= Nikolai Borisovich Delone =

Soviet physicist

Nikolai Delaunay, Jr. (aka Delone, Nikolai Borisovich; 22 May 1926 – 11 September 2008) was a Soviet physicist born in Leningrad, USSR (now Saint Petersburg, Russia).

==Life==

Delaunay was born in Leningrad on 22 May 1926. He was the son of Boris Delaunay, a mathematician known for creating the Delaunay triangulation. He graduated from the Moscow Engineering Physics Institute in 1951, and obtained his PhD at the Lebedev Physical Institute in the late 1950s.

Delaunay is recognized for the first observations of multiphoton ionization, in 1965. Delaunay, along with Maxim Ammosov and Vladimir P. Krainov, developed the ADK formula, relating tunneling ionization in laser fields. He was also a lecturer at the Moscow Institute of Physics and Technology. After the dissolution of the Soviet Union, he travelled abroad and worked on international collaborations on multiphoton physics.

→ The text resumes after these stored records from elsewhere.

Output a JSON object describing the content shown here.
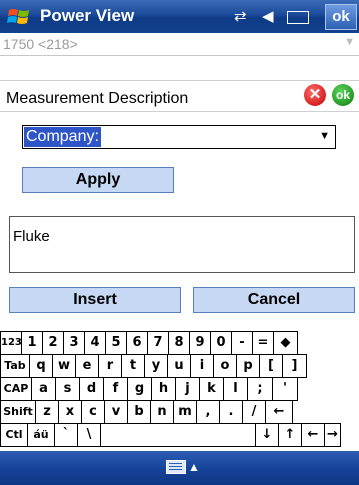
{
  "titlebar": {
    "title": "Power View",
    "ok_label": "ok",
    "icons": [
      "windows-start-icon",
      "connectivity-icon",
      "volume-icon",
      "battery-icon"
    ]
  },
  "device_combo": {
    "value": "1750 <218>"
  },
  "form": {
    "description_label": "Measurement Description",
    "field_select": {
      "selected": "Company:"
    },
    "apply_label": "Apply",
    "text_value": "Fluke",
    "insert_label": "Insert",
    "cancel_label": "Cancel"
  },
  "keyboard": {
    "rows": [
      [
        "123",
        "1",
        "2",
        "3",
        "4",
        "5",
        "6",
        "7",
        "8",
        "9",
        "0",
        "-",
        "=",
        "◆"
      ],
      [
        "Tab",
        "q",
        "w",
        "e",
        "r",
        "t",
        "y",
        "u",
        "i",
        "o",
        "p",
        "[",
        "]"
      ],
      [
        "CAP",
        "a",
        "s",
        "d",
        "f",
        "g",
        "h",
        "j",
        "k",
        "l",
        ";",
        "'"
      ],
      [
        "Shift",
        "z",
        "x",
        "c",
        "v",
        "b",
        "n",
        "m",
        ",",
        ".",
        "/",
        "←"
      ],
      [
        "Ctl",
        "áü",
        "`",
        "\\",
        " ",
        "↓",
        "↑",
        "←",
        "→"
      ]
    ]
  },
  "colors": {
    "titlebar": "#1c4a9a",
    "button_bg": "#c6d8f3",
    "selection": "#2d55c8"
  }
}
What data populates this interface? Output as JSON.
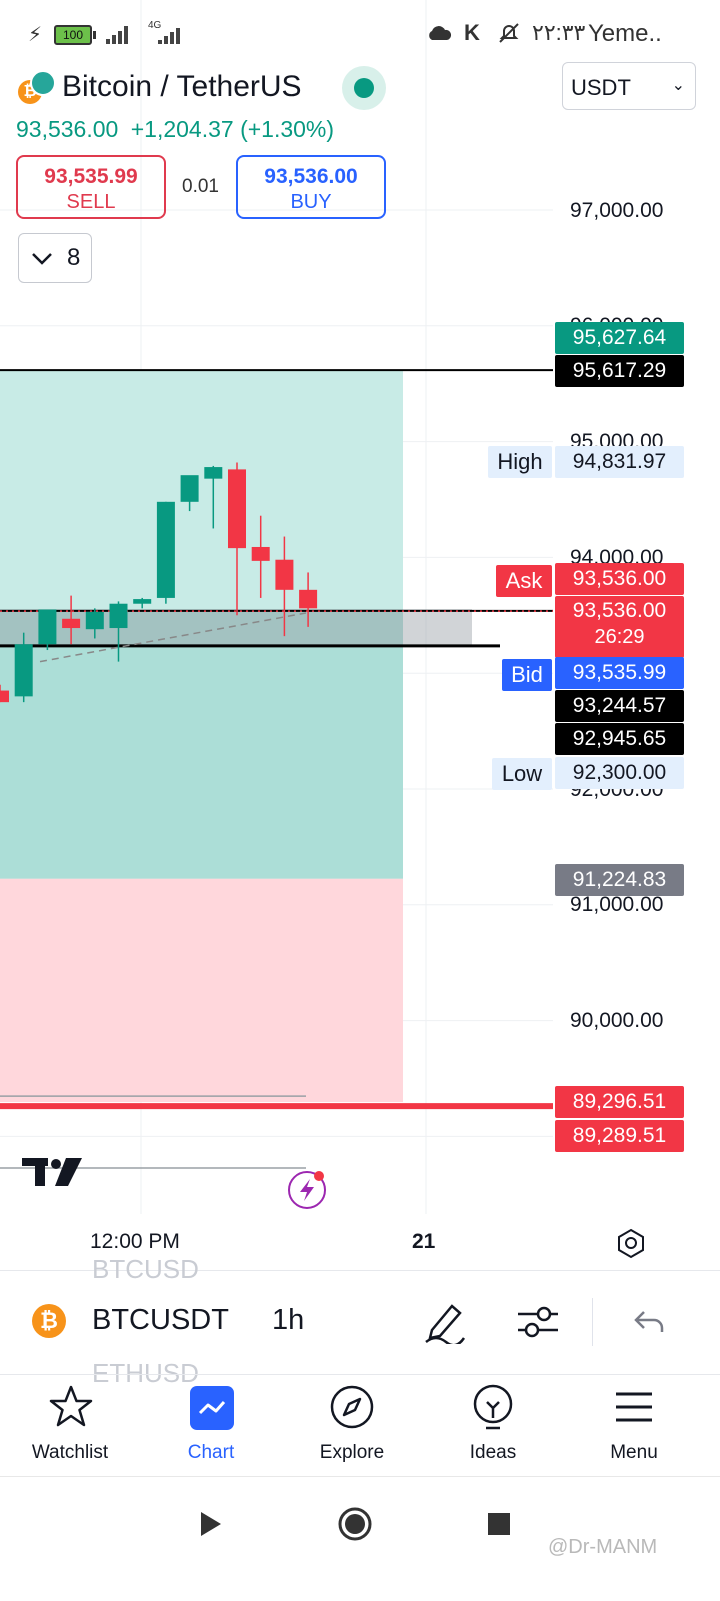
{
  "status_bar": {
    "battery": "100",
    "network": "4G",
    "time": "۲۲:۳۳",
    "carrier": "Yeme.."
  },
  "header": {
    "title": "Bitcoin / TetherUS",
    "price": "93,536.00",
    "change": "+1,204.37 (+1.30%)",
    "currency": "USDT",
    "sell": {
      "price": "93,535.99",
      "label": "SELL"
    },
    "buy": {
      "price": "93,536.00",
      "label": "BUY"
    },
    "quantity": "0.01",
    "indicator_count": "8"
  },
  "colors": {
    "up": "#089981",
    "down": "#f23645",
    "accent": "#2962ff",
    "tp_zone": "#c8ebe6",
    "sl_zone": "#ffd7dc"
  },
  "chart_data": {
    "type": "candlestick",
    "symbol": "BTCUSDT",
    "interval": "1h",
    "y_ticks": [
      "97,000.00",
      "96,000.00",
      "95,000.00",
      "94,000.00",
      "92,000.00",
      "91,000.00",
      "90,000.00"
    ],
    "ylim": [
      89100,
      97600
    ],
    "x_ticks": [
      "12:00 PM",
      "21"
    ],
    "price_tags": [
      {
        "value": "95,627.64",
        "color": "#089981"
      },
      {
        "value": "95,617.29",
        "color": "#000000"
      },
      {
        "value": "94,831.97",
        "label": "High",
        "color": "#e3effd"
      },
      {
        "value": "93,536.00",
        "label": "Ask",
        "color": "#f23645"
      },
      {
        "value": "93,536.00",
        "sub": "26:29",
        "color": "#f23645"
      },
      {
        "value": "93,535.99",
        "label": "Bid",
        "color": "#2962ff"
      },
      {
        "value": "93,244.57",
        "color": "#000000"
      },
      {
        "value": "92,945.65",
        "color": "#000000"
      },
      {
        "value": "92,300.00",
        "label": "Low",
        "color": "#e3effd"
      },
      {
        "value": "91,224.83",
        "color": "#787b86"
      },
      {
        "value": "89,296.51",
        "color": "#f23645"
      },
      {
        "value": "89,289.51",
        "color": "#f23645"
      }
    ],
    "candles": [
      {
        "o": 92850,
        "h": 92900,
        "l": 92750,
        "c": 92750
      },
      {
        "o": 92800,
        "h": 93350,
        "l": 92750,
        "c": 93250
      },
      {
        "o": 93250,
        "h": 93530,
        "l": 93200,
        "c": 93550
      },
      {
        "o": 93470,
        "h": 93670,
        "l": 93250,
        "c": 93390
      },
      {
        "o": 93380,
        "h": 93560,
        "l": 93300,
        "c": 93530
      },
      {
        "o": 93390,
        "h": 93620,
        "l": 93100,
        "c": 93600
      },
      {
        "o": 93600,
        "h": 93650,
        "l": 93560,
        "c": 93640
      },
      {
        "o": 93650,
        "h": 94480,
        "l": 93600,
        "c": 94480
      },
      {
        "o": 94480,
        "h": 94700,
        "l": 94400,
        "c": 94710
      },
      {
        "o": 94680,
        "h": 94790,
        "l": 94250,
        "c": 94780
      },
      {
        "o": 94760,
        "h": 94820,
        "l": 93500,
        "c": 94080
      },
      {
        "o": 94090,
        "h": 94360,
        "l": 93650,
        "c": 93970
      },
      {
        "o": 93980,
        "h": 94180,
        "l": 93320,
        "c": 93720
      },
      {
        "o": 93720,
        "h": 93870,
        "l": 93400,
        "c": 93560
      }
    ],
    "position": {
      "entry": 93244.57,
      "take_profit": 95617.29,
      "stop_loss": 89296.51,
      "target_boundary": 91224.83
    },
    "grid": true
  },
  "toolbar": {
    "symbol": "BTCUSDT",
    "interval": "1h",
    "ghost_above": "BTCUSD",
    "ghost_below": "ETHUSD"
  },
  "bottom_nav": [
    {
      "label": "Watchlist",
      "icon": "star-icon",
      "active": false
    },
    {
      "label": "Chart",
      "icon": "chart-icon",
      "active": true
    },
    {
      "label": "Explore",
      "icon": "compass-icon",
      "active": false
    },
    {
      "label": "Ideas",
      "icon": "lightbulb-icon",
      "active": false
    },
    {
      "label": "Menu",
      "icon": "menu-icon",
      "active": false
    }
  ],
  "watermark": "@Dr-MANM"
}
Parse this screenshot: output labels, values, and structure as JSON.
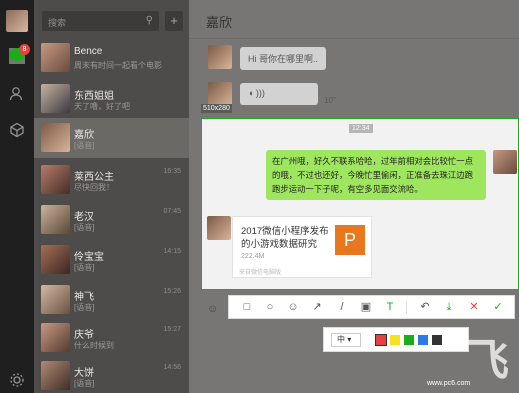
{
  "rail": {
    "chat_badge": "8"
  },
  "search": {
    "placeholder": "搜索",
    "add_label": "+"
  },
  "conversations": [
    {
      "name": "Bence",
      "preview": "周末有时间一起看个电影",
      "time": ""
    },
    {
      "name": "东西姐姐",
      "preview": "天了噜，好了吧",
      "time": ""
    },
    {
      "name": "嘉欣",
      "preview": "[语音]",
      "time": ""
    },
    {
      "name": "莱西公主",
      "preview": "尽快回我！",
      "time": "16:35"
    },
    {
      "name": "老汉",
      "preview": "[语音]",
      "time": "07:45"
    },
    {
      "name": "伶宝宝",
      "preview": "[语音]",
      "time": "14:15"
    },
    {
      "name": "神飞",
      "preview": "[语音]",
      "time": "15:26"
    },
    {
      "name": "庆爷",
      "preview": "什么时候到",
      "time": "15:27"
    },
    {
      "name": "大饼",
      "preview": "[语音]",
      "time": "14:56"
    }
  ],
  "chat": {
    "title": "嘉欣",
    "msg1": "Hi 哥你在哪里啊..",
    "voice_len": "10\"",
    "size_label": "510x280",
    "timestamp": "12:34",
    "long_msg": "在广州哦，好久不联系哈哈，过年前相对会比较忙一点的哦，不过也还好，今晚忙里偷闲，正准备去珠江边跑跑步运动一下子呢，有空多见面交流哈。",
    "card_title": "2017微信小程序发布的小游戏数据研究",
    "card_size": "222.4M",
    "card_footer": "来自微信电脑版",
    "card_icon_letter": "P"
  },
  "toolbar": {
    "rect": "□",
    "ellipse": "○",
    "mosaic_emoji": "☺",
    "arrow": "↗",
    "pen": "/",
    "mosaic": "▣",
    "text": "T",
    "undo": "↶",
    "save": "⤓",
    "cancel": "✕",
    "done": "✓"
  },
  "text_options": {
    "font_size": "中",
    "colors": [
      "#e64340",
      "#f7e21e",
      "#1aad19",
      "#2a7ae2",
      "#333333"
    ]
  },
  "watermark": {
    "big": "飞",
    "url": "www.pc6.com"
  }
}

His son was Vadim Delaunay, a poet and dissident, who participated in the 1968 Red Square demonstration of protest against military suppression of the Prague Spring.

==Publications==
Delone published over 200 scientific papers, a four-book series on the physics of strong laser fields and on multiphoton physics, and a series of high-school level Russian textbooks.